Saturday, March 15, 2008

Bells and Pomegranates

Robert Browning to Elizabeth Barrett Barrett

Saturday.[Post-mark, October 18, 1845.]

I must not go on tearing these poor sheets one after the other,—the proper phrases will not come,—so let them stay, while you care for my best interests in their best, only way, and say for me what I would say if I could—dearest,—say it, as I feel it!

I am thankful to hear of the continued improvement of your brother. So may it continue with him! Pulses I know very little about—I go by your own impressions which are evidently favourable.

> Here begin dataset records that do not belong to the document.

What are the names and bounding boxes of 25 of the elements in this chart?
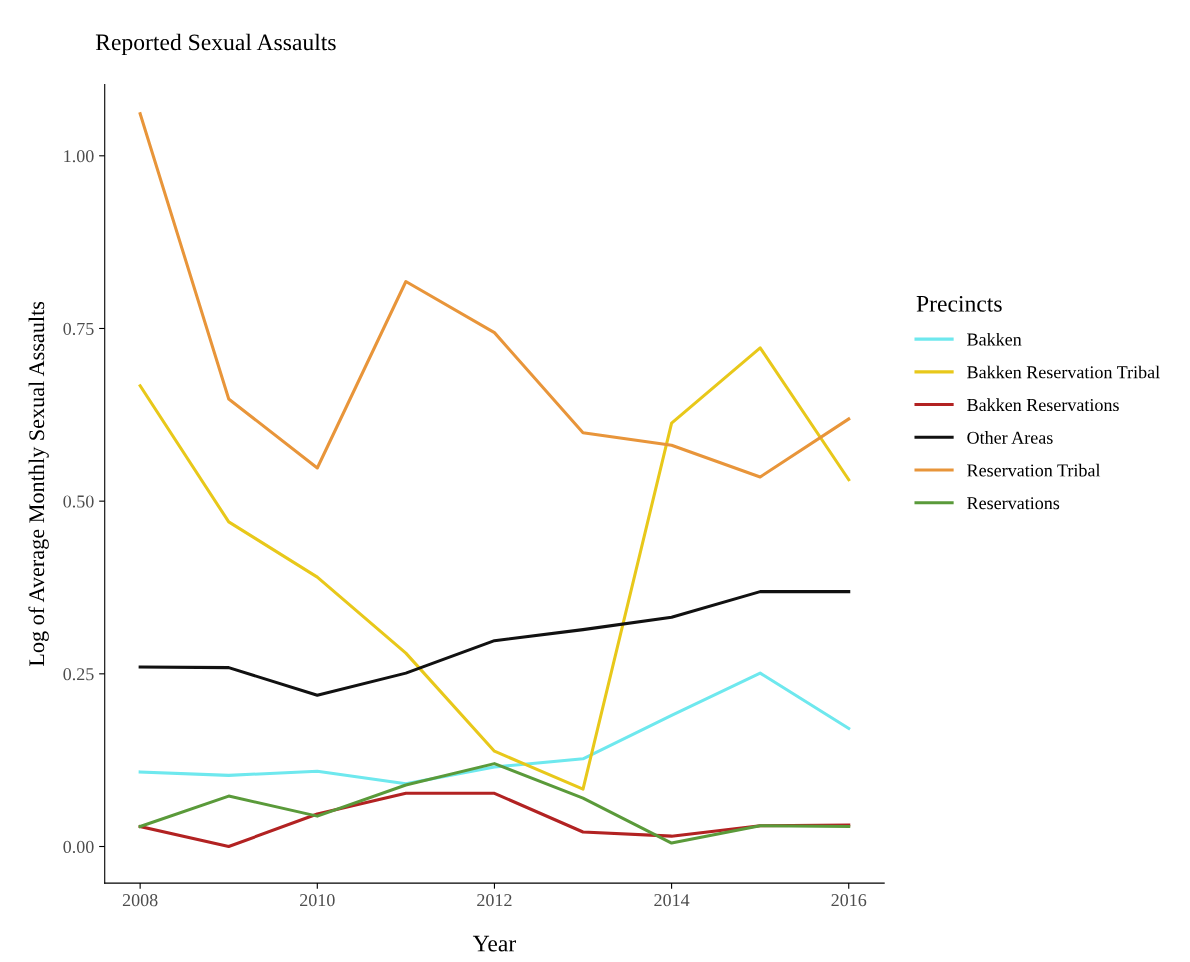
y-axis-title: Log of Average Monthly Sexual Assaults — [28, 301, 49, 667]
x-tick-label: 2008 — [122, 894, 158, 907]
line-series — [138, 762, 851, 845]
chart-title: Reported Sexual Assaults — [95, 33, 336, 56]
legend-label: Bakken — [967, 332, 1022, 346]
legend-label: Bakken Reservations — [967, 398, 1119, 412]
x-tick-label: 2010 — [300, 894, 335, 907]
line-series — [138, 590, 851, 697]
y-tick-label: 1.00 — [64, 150, 94, 163]
legend-label: Bakken Reservation Tribal — [967, 365, 1160, 379]
legend-title: Precincts — [916, 295, 1002, 312]
y-tick-label: 0.75 — [63, 322, 94, 335]
x-tick-label: 2014 — [654, 894, 690, 907]
line-series — [138, 346, 851, 791]
x-tick-label: 2016 — [831, 894, 867, 907]
y-tick-label: 0.50 — [63, 495, 94, 508]
x-tick-label: 2012 — [477, 894, 512, 907]
legend-label: Other Areas — [967, 431, 1053, 444]
y-tick-label: 0.25 — [63, 668, 94, 681]
line-series — [138, 671, 851, 786]
legend-label: Reservations — [967, 497, 1060, 510]
x-axis-title: Year — [472, 935, 516, 952]
y-tick-label: 0.00 — [63, 840, 94, 854]
line-series — [138, 112, 851, 479]
legend-label: Reservation Tribal — [967, 463, 1101, 477]
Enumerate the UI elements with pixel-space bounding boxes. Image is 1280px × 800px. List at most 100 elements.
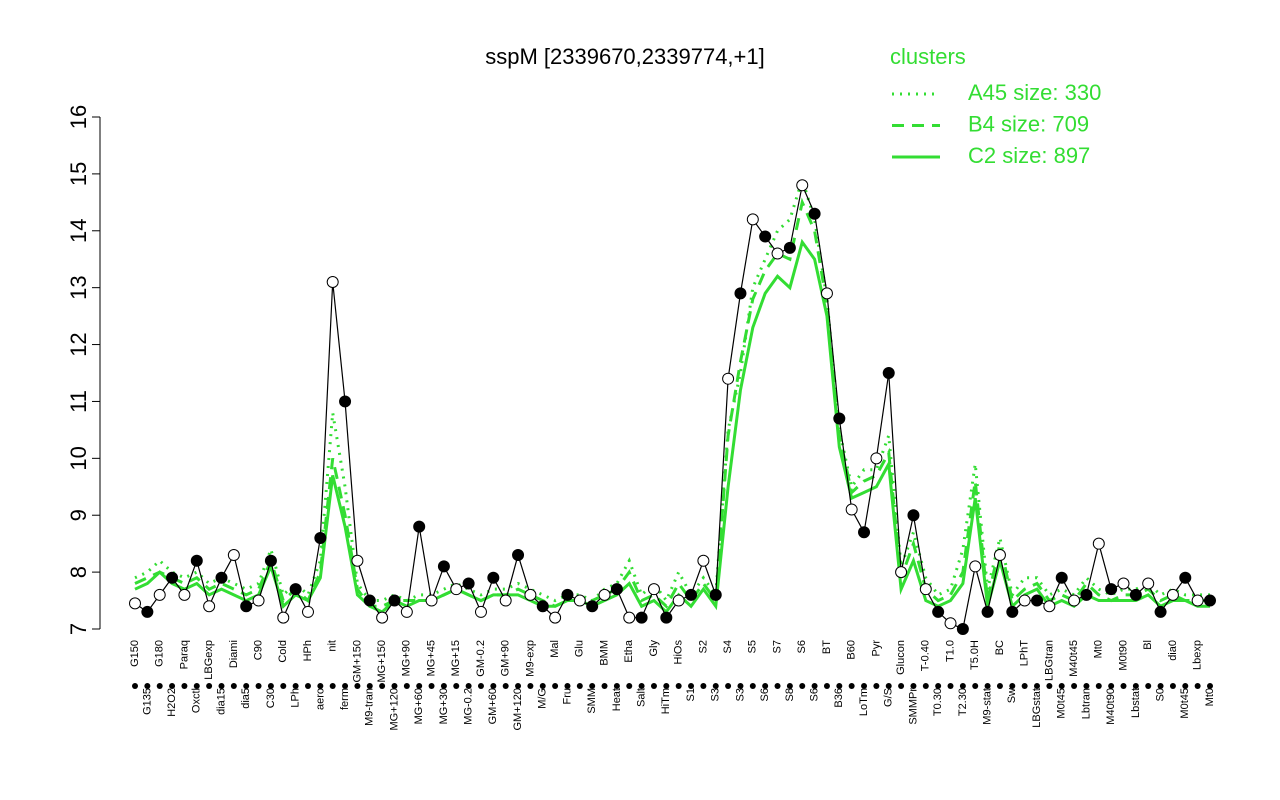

I will make a note as you suggest*—or, perhaps, keep it for the closing number (the next), when it will come fitly in with two or three parting words I shall have to say. The Rabbis make Bells and Pomegranates symbolical of Pleasure and Profit, the gay and the grave, the Poetry and the Prose, Singing and Sermonizing—such a mixture of effects as in the original hour (that is quarter of an hour) of confidence and creation. I meant the whole should prove at last. Well, it has succeeded beyond my most adventurous wishes in one respect—'Blessed eyes mine eyes have been, if—' if there was any sweetness in the tongue or flavour in the seeds to her. But I shall do quite other and better things, or shame on me! The proof has not yet come.... I should go, I suppose, and enquire this afternoon—and probably I will.

I weigh all the words in your permission to come on Monday ... do not think I have not seen that contingency from the first! Let it be Tuesday—no sooner! Meanwhile you are never away—never from your place here.

God bless my dearest.
Ever yours

R.B.

*In a prior letter to Robert Browning, Elizabeth inquired as to the meaning of the title of his volumes of poetry, Bells and Pomegranates, and suggested he place a note for future readers.

-from The Letters of Elizabeth Barrett Barrett and Robert Browning 1845-1846 (London: Smith, Elder, & Co., 1900) vol. 1.